Let’s see how to represent the above graph in code:
public class DirectedGraph { public static void main(String[] args) { Node rafaelRootNode = new Node("Rafael"); Node brunoNode = new Node("Bruno"); Node jamesNode = new Node("James Gosling"); Node juggyNode = new Node("Juggy"); Node dukeNode = new Node("Duke"); Node johnNode = new Node("John"); rafaelRootNode.addAdjacentNode(brunoNode); brunoNode.addAdjacentNode(rafaelRootNode); rafaelRootNode.addAdjacentNode(jamesNode); rafaelRootNode.addAdjacentNode(johnNode); rafaelRootNode.addAdjacentNode(dukeNode); jamesNode.addAdjacentNode(juggyNode); rafaelRootNode.showNodes(); } }
Output:
Visited nodes: Rafael | Bruno | James Gosling | John | Duke | Juggy |
Acyclic and Cyclic Graph
A graph can be cyclic or not.

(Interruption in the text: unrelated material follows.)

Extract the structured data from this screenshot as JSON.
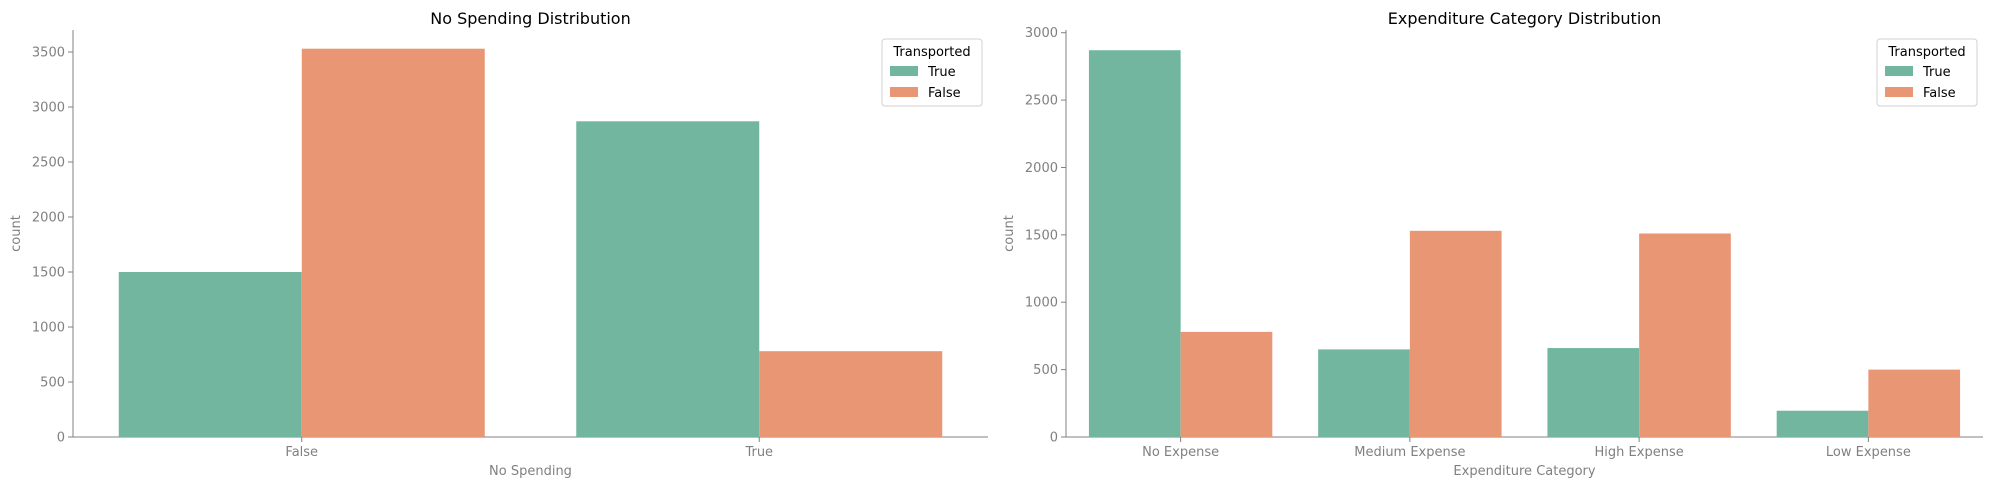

This means that if there are edges connecting the graph in a cyclic way then we have a cyclic graph.
Let’s see the representation from an acyclic graph:
Representing the above acyclic graph in Java code, it’s similar to the code example from the directed graph:
public class AcyclicGraph { public static void main(String[] args) { Node dukeRootNode = new Node("Duke"); Node mozillaNode = new Node("Mozilla"); Node mobyDockNode = new Node("Moby Dock"); Node juggyNode = new Node("Juggy"); dukeRootNode.addAdjacentNode(mozillaNode); dukeRootNode.addAdjacentNode(mobyDockNode); dukeRootNode.addAdjacentNode(juggyNode); dukeRootNode.showNodes(); } }
Output:
Visited nodes: Duke | Mozilla | Moby Dock | Juggy |
When traversing through a cyclic graph, it’s necessary to check if the node was already traversed. Otherwise, an infinite looping would happen. Let’s see how a cyclic graph can be represented in the following image:
public class CyclicGraph { public static void main(String[] args) { Node dukeNode = new Node("Duke"); Node mobyDockNode = new Node("Moby Dock"); Node juggyNode = new Node("Juggy"); dukeNode.addAdjacentNode(mobyDockNode); mobyDockNode.addAdjacentNode(juggyNode); juggyNode.addAdjacentNode(dukeNode); dukeNode.showNodes(); } }
Output:
Visited nodes: Duke | Moby Dock | Juggy |
Summary
The Graph data structure is highly important to be mastered by every software developer. It’s vastly used behind the scenes by frameworks, libraries, and technologies. That’s the reason why it’s vastly asked in many companies during interviews.
To recap, let’s see the important points:
- Graphs contain nodes (vertices) and connections (edges). Some real examples are friends connections from social media, and a vehicle going from one point to another.
- An adjacent or neighbor node is the direct relationship from one node to the other one.
- A graph can be directed, which means that one node can reach the other one but the other one can’t.
- A graph can be undirected, which means that the connection with another node will be bidirectional.
- A graph can be acyclic, meaning that there won’t be cycles between the nodes’ relationships.
- A graph can be cyclic, meaning that there will be cycles between the nodes’ relationships.